John Mcafee, who made millions while creating the popular McAfee antivirus software, went on a Twitter rant to defend his security credentials because his account was allegedly hacked. He claims that his account was compromised as part of an elaborate scam.

It was in the 80’s that Mcafee came to prominence while founding Mcafee, among the world’s first commercial antivirus software companies which led to a multibillion-dollar industry. This business has been sold to Intel but he still deals in developing cyber security products.

Mcafee is a prominent figure contributing to the rise of Bitcoin and other cryptocurrencies and ICOs. Earlier this month he tweeted about a number of virtual currencies people should invest in. This was met with both positive and negative feedback. While some people trusted his decades of experience and rushed to invest in the ICOs he recommended, others accused him of running a pump-and-dump scheme, and even pasted alleged private messages from Twitter where McAfee asked for large payments to the tune of $1.1 million in Ether, in exchange for his endorsement.

XVGWhale tweet about McAfee paid endorsements SOURCE: Twitter (archived)

Verge has its own drama to deal with, including a rise in people questioning the release of its heavily promoted Wraith Protocol, promised by end of year, and speculation about whales manipulating the XVG market. So, this often becomes a case of he-said, she-said. In the grand scheme of things, there’s nothing wrong with charging for one’s endorsement if a person believes in a product. Athletes and other influencers do it every day. We respect John McAfee’s genius, and this would only be a scandal if McAfee didn’t believe in the products he’s promoting, as part of a pump-and-dump scheme. He’ll be speaking at The Bitcoin, Ethereum & Blockchain SuperConference in February and we expect that he’ll be able to clear some of this up.

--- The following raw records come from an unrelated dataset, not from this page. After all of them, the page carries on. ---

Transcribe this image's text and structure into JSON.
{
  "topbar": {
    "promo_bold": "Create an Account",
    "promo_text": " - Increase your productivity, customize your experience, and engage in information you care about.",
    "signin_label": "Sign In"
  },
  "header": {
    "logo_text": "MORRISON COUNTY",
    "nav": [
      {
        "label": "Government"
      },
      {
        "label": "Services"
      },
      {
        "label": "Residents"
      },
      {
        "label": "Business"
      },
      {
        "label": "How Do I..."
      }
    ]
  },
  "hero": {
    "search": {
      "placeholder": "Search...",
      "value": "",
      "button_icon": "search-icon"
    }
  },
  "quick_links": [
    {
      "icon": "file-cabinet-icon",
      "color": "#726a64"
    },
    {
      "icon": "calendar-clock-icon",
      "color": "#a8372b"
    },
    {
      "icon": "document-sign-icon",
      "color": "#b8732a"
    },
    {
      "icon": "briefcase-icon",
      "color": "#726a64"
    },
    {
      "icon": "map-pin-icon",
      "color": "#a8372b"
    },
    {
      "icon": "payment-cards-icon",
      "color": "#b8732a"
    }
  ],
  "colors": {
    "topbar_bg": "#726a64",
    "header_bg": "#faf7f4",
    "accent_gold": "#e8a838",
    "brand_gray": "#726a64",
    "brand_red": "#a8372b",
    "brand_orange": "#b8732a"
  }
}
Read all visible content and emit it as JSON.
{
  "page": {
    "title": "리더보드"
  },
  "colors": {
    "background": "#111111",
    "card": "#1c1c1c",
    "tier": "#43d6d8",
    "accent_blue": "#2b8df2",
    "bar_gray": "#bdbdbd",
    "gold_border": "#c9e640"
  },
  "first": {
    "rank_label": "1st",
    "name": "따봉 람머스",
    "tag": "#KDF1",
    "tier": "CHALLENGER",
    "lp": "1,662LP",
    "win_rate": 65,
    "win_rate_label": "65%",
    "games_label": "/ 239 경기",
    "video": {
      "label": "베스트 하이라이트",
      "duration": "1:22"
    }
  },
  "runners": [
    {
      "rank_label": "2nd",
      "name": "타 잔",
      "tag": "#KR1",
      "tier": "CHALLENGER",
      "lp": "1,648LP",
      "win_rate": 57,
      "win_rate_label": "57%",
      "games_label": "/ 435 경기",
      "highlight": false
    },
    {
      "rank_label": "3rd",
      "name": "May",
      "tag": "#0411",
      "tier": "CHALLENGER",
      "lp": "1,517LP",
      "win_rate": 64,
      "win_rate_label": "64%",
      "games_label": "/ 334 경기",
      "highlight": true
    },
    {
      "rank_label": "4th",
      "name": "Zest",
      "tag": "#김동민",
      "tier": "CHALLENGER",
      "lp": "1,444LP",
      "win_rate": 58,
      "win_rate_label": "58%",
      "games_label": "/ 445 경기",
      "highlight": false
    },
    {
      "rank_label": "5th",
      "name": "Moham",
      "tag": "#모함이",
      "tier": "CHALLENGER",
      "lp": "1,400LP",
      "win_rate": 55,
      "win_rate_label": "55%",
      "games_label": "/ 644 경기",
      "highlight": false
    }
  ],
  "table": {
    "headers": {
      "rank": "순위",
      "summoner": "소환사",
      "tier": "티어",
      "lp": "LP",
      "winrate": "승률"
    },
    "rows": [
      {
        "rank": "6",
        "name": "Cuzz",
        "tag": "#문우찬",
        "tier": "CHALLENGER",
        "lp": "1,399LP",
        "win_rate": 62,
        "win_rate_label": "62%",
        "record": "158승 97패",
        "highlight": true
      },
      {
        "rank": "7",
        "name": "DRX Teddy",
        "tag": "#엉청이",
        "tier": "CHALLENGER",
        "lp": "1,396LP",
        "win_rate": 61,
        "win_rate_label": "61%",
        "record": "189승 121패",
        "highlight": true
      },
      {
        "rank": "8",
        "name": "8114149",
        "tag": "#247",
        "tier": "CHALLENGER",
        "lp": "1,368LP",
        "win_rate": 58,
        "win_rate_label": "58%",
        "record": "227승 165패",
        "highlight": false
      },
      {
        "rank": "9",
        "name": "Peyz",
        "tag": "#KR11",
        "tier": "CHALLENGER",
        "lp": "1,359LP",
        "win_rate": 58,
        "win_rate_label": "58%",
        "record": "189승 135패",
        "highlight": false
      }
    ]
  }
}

On 23rd December Digibyte (DGB) was declared coin of the day through a tweet by McAfee. The tweet stated that this coin is based on 5 different algorithms, using a blockchain which is advertised as 40 times faster than Bitcoin, as well as the most decentralized mining system in the world.

On 24th December Mcafee tweeted about Reddcoin (RDD), promoting it as the most widely used social network coin in the world. He claimed that it was the only currency that children under the age of 10 have ever known.

On Christmas, there was another tweet from Mcafee about the coin of the day, Humaniq (HMQ). He gave this to his fans as a Christmas present, stating that HMQ is the most undervalued coin in existence.

Tron (TRX) was announced by McAfee on 26th of December. This coin is meant for data liberation, where users may freely store, own and publish data. We recently wrote about why McAfee said to HODL on Tron.

After pumping up new coins each day, Mcafee tweeted that coin of the day would immediately become the coin of the week, published on Mondays. He reasoned that this was due to heavy pressures from developers, exchanges, and crypto adherents. But perhaps it was the beginning of the end.

After switching from “Coin of the Day” to “Coin of the Week,” McAfee tweeted that his Twitter account was hacked, and that the coin of the day tweet was not from him and that he was no more interested in doing the coin of the day.

The alleged hoax tweets lead to a surge in popularity of the listed currencies and their value did soar for a short span of time. McAfee claimed that he was targeted by the hackers who had lost money. One vlogger, Vincent Briatore claims he has proof:

McAfee says that his mobile phone was compromised, to get into his Twitter account, used by cybercriminals to promote lesser known virtual currencies to his 550,000 followers. But there are people who expressed skepticism about the hack as they believe that he does not have a reputation for being credible, calling it a publicity stunt.

Mcafee had announced earlier this year that he was developing the world’s first private Smartphone. This caused some to speculate whether this was all a stunt to promote his new device. What’s the truth? Perhaps we’ll find out at the conference in February, 2018. I’ll be there. Will you?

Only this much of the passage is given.